This picture makes me happy when I see it, this is my brother Brandon. Yes, single ladies, he is single... If I do say so myself, he is down right adorable and has the BEST personality. He is carefree, adventurous and lives life to the FULLEST!
He just got a ear full from me, he was in Costa Rica, visiting for several weeks (hint:he is carefree, adventurous and lives life the the fullest) and only checked in with me 1 time. For us that is a eternity. We talk almost daily and when he is vacationing anywhere, he always keeps us updated on where he is at that time in his vacation. I got the lovely call from him this morning that all is well, he knew I was hunting him down, I left him voicemails, texts, messages on facebook (personal and on his wall for all to see) and contacted many of his friends. Yes call me crazy but he is my bro and that is just what this little sissy is here to do, to take care of him and make sure he is well. When I hadn't heard from him I got really worried. God answered my prayers but I was kind of looking forward to taking a trip down to Costa Rica to find him myself, it would of be nice, just not under those circumstances!
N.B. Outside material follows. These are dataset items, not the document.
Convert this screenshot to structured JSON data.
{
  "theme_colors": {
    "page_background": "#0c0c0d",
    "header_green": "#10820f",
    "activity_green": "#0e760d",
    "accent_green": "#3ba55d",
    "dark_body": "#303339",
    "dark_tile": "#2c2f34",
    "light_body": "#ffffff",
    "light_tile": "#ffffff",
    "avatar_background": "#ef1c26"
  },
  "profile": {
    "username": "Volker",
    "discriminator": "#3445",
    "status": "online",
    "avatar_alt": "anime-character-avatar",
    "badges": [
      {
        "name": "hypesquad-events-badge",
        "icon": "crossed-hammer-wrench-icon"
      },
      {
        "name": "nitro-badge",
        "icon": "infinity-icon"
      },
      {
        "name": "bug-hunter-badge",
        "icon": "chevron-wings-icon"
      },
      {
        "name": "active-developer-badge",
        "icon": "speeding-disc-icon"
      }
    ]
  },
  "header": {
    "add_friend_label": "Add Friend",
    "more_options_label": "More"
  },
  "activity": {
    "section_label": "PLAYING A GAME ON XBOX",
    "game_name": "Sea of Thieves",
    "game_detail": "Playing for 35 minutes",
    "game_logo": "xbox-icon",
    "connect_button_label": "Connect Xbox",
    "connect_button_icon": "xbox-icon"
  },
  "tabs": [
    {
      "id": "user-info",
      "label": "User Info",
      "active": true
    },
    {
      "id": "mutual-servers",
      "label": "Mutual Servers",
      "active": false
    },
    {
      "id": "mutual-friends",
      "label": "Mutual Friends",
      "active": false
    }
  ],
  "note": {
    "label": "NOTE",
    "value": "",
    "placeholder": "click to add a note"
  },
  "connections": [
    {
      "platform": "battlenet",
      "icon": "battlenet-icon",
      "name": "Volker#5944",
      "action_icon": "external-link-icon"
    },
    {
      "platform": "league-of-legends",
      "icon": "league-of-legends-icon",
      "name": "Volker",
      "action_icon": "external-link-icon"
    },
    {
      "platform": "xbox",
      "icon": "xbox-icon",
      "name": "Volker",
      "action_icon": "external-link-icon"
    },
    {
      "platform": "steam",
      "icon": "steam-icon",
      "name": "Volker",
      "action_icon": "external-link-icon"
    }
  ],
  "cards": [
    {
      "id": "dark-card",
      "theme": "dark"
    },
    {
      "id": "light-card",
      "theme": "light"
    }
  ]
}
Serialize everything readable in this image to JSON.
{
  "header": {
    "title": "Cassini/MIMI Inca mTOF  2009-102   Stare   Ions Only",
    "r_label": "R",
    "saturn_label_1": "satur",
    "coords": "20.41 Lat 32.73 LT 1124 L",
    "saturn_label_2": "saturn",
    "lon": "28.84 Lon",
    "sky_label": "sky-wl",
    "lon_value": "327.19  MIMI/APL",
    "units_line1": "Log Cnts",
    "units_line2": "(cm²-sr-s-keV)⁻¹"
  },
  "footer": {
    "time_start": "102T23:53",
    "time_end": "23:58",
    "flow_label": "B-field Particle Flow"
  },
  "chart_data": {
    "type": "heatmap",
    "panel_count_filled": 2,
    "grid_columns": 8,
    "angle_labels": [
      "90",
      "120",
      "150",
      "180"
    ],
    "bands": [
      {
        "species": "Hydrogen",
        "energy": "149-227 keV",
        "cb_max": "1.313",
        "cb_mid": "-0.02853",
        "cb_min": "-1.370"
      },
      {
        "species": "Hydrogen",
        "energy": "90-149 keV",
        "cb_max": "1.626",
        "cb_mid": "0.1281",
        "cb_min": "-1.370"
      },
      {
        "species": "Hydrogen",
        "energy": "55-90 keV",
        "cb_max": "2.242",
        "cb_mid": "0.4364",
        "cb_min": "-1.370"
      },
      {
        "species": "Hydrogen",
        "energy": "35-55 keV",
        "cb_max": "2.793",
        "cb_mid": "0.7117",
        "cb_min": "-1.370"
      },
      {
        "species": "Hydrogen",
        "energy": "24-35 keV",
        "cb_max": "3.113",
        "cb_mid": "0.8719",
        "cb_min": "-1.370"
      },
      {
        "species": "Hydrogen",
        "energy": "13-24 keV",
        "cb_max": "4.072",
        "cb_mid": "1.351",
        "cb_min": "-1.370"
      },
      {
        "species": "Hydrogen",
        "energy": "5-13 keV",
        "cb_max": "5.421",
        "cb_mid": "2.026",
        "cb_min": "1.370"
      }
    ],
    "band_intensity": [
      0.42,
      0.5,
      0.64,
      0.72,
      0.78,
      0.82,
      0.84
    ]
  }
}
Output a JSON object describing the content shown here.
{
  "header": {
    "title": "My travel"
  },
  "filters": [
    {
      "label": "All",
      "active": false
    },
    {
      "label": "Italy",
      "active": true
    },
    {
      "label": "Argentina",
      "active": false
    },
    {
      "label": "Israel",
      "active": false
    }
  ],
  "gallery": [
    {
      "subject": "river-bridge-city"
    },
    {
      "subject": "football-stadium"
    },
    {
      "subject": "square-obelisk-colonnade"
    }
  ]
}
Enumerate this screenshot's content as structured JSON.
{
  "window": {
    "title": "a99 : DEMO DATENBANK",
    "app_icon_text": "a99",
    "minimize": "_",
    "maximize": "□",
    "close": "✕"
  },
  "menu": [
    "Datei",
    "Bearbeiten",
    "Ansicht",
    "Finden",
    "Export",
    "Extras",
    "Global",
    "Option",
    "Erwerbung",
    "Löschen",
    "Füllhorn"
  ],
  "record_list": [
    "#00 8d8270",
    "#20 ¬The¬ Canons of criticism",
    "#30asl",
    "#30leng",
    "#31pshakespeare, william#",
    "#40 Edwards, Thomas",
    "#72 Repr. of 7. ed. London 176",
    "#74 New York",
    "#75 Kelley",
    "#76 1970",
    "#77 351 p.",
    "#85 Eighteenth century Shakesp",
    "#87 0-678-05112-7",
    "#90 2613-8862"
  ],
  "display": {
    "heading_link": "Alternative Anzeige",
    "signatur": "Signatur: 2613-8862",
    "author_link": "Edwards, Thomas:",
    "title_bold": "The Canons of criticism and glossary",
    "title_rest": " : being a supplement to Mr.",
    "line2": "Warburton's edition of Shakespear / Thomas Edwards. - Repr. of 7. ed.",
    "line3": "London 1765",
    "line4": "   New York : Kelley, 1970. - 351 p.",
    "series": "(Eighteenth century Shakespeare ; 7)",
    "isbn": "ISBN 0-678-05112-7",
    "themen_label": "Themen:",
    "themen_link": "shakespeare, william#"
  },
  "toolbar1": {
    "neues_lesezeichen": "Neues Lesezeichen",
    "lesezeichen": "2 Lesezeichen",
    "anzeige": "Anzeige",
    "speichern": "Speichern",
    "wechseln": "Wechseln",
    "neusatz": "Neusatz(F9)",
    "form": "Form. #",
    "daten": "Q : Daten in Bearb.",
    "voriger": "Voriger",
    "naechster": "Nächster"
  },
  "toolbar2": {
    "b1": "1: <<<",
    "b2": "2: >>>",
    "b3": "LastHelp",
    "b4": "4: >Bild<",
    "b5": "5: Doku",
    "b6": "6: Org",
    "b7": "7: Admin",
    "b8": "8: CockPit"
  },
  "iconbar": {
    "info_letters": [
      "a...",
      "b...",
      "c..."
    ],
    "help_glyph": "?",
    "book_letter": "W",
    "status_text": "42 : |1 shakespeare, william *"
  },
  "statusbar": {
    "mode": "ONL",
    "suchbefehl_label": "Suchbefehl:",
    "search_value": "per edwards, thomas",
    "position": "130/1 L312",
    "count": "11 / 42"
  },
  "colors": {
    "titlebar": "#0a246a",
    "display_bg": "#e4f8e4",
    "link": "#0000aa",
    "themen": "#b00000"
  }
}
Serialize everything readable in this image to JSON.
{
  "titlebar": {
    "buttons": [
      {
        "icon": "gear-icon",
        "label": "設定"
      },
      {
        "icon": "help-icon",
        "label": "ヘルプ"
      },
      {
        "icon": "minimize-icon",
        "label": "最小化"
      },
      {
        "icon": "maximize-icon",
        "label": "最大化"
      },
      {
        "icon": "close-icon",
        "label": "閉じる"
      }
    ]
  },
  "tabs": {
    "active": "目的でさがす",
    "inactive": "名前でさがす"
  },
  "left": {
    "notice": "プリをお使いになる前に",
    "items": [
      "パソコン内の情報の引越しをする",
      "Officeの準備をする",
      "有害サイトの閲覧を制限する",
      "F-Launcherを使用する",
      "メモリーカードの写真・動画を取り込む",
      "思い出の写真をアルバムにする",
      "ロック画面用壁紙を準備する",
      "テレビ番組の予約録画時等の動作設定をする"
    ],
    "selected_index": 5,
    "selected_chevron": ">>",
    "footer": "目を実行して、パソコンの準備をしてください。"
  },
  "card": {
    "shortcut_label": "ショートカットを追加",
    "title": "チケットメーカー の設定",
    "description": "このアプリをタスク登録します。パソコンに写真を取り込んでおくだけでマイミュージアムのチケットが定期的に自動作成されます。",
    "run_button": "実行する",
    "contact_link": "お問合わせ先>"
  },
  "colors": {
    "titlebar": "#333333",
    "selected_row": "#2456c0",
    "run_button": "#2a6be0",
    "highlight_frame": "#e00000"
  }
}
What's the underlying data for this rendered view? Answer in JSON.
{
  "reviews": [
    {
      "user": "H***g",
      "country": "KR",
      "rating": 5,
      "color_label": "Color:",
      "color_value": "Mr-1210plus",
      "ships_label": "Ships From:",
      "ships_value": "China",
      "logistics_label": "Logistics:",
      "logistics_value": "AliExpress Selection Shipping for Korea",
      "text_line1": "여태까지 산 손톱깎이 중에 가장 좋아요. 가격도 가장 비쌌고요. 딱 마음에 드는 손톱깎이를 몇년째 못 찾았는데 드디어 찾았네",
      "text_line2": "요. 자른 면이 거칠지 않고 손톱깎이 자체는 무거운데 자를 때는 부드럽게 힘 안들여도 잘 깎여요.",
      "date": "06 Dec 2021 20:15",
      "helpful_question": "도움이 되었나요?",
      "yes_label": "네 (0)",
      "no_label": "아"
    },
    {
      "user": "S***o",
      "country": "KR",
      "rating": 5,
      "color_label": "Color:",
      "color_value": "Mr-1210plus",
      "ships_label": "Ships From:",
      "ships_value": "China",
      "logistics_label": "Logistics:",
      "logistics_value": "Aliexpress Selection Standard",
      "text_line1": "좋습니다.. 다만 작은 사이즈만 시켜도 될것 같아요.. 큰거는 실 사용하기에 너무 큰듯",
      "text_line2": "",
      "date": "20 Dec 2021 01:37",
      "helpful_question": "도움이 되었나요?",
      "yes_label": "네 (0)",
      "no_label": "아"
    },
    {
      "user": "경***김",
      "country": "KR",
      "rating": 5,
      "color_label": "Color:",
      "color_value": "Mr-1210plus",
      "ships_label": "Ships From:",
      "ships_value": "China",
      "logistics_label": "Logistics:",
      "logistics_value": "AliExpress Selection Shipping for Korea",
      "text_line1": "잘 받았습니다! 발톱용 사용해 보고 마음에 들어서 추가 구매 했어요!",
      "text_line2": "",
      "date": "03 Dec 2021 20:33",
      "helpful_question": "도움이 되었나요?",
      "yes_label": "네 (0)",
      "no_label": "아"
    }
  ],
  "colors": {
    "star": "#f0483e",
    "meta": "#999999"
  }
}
On a totally different thought, I am SO sick of facebook y'all. I do like facebook, but I just can't stand the "fakeness" of facebook. It would be different if people would tell the truth and be real, not that I'm not saying people don't, but I am guilty of it too. I like to always be positive, say encouraging things on my page, very rarely will I ever put anything negative on facebook of myself or life and that is just so not true! Life is life, it is so hard at times but yet so joyful as well. I don't know, do you think I'm thinking too much into this? I just know some people, and I mean I really know them, and on facebook they are completely different people. It blows my mind, then I see something I want and then I start getting jealous or something crazy like that. People all over the place are having babies, their kids are always perfect, in love with their kids and spouses 100% of the time, have the "perfect" life and that is just not true, that's not "real" life! I find myself being sinful, jealous, over what other people have. Things that I want and don't have right now, when really I should be looking at my own life, loving on the things God has blessed me with right now, even the bad things, because those things will make me who I am years down the road.
With all of this being said, I am limiting my time, resources, comments and friends on facebook. I think it will help me check back into myself and my own life... This is a weakness of mine, just trying to keep it real!
Have y'all ever had the same thoughts?